Wednesday, April 29, 2009

So let me be clear: for sixteen months now I have been a Swedish-model advocate who wants to guarantee bank bondholders

TO BE NOTED: Grasping Reality with Both Hands:

Tim Geithner and the Swedish Model

James Surowiecki:

The Sweden Example: The Balance Sheet: Ryan Avent beats me to the punch by pointing out the most important part of today’s Times’ story on Tim Geithner, namely that in the summer of 2008, after the collapse of Bear Stearns but before the meltdown of Lehman Brothers, Geithner proposed having the government guarantee the debts of all U.S. banks. The plan was shot down as politically untenable, but, as Ryan points out, had it been put into effect, we would most likely not have seen Lehman go under or had to deal with the incredibly negative consequences of that failure. More important, perhaps, by reducing the threat of panicked runs on bank debt (since those debts would have been guaranteed), such a guarantee would also have made it easier for regulators and banks to deal in a transparent fashion with the toxic-asset problem. That’s why the very first step in Sweden’s much-admired solution to its banking crisis in the early nineteen-nineties, was, yes, a guarantee of all bank debt. As one of the regulators involved in that effort put it, the guarantee “was provided in order to restore confidence and to ease the immediate pressure on banks,” by ensuring “the stability of the payment system and to safeguard the supply of credit.”

Given all this, Ryan is perplexed that Yves Smith... dismisses Geithner’s proposal... her conviction that any plan to deal with the banking system has to require bank bondholders to take a major hit. In other words, for Smith, the Swedish solution is not the right one. Nationalizing the banks, and wiping out the shareholders, isn’t enough: you have to impose significant pain on the banks’ debtholders, too. Lots of nationalization advocates believe that a debt guarantee is a bad idea. But one of the things that’s made the debate over nationalization confusing is that many of these same people, while arguing that bank debtholders should take a hit, also say that what the U.S. should do is emulate Sweden.... [T]his doesn’t make any sense. At the heart of the Swedish solution was the guarantee of all bank debt, ensuring that bondholders would not take a hit. And the Swedes, at least, thought that guarantee was essential to making their plan work.... [N]ationalization supporters should be clear: if they want to cram down the debtholders, then they don’t want the U.S. to follow the Swedish model. You cannot “Go Swedish” and “wipe out bond holders” at the same time.

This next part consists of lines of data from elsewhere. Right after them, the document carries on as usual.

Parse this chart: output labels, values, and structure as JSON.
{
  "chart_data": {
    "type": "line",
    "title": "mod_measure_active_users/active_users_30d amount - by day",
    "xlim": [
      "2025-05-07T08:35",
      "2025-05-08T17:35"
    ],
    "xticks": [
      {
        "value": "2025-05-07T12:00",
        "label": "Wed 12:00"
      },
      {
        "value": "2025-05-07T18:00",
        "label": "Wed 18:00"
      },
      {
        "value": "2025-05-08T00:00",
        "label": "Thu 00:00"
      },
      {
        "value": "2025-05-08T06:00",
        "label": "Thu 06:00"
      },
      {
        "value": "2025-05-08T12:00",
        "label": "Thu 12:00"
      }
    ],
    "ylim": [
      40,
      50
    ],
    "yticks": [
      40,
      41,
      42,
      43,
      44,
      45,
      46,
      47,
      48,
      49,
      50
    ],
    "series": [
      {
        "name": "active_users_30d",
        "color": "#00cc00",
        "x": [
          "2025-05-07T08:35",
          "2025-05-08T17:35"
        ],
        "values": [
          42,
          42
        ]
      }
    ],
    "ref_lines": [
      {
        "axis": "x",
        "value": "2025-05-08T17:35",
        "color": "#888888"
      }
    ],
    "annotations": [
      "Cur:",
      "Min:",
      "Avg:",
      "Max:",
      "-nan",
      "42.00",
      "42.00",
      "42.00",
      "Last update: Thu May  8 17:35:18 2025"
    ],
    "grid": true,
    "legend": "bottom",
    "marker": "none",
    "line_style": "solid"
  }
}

There are nationalization advocates who really do want the U.S. to emulate Sweden, including most notably Paul Krugman, who’s said, “Sweden guaranteed all [bank liabilities]. If forced to say, I would go the Swedish route; but of course we can’t do that unless we’re prepared to put all troubled banks in receivership.” But many supporters of nationalization are just invoking Sweden in order to prove that there’s a historical precedent for successful nationalization, while at the same time arguing that the U.S. should reject a crucial part...

So let me be clear: for sixteen months now I have been a Swedish-model advocate who wants to guarantee bank bondholders. I thought and think it is the best practical road out of this mess."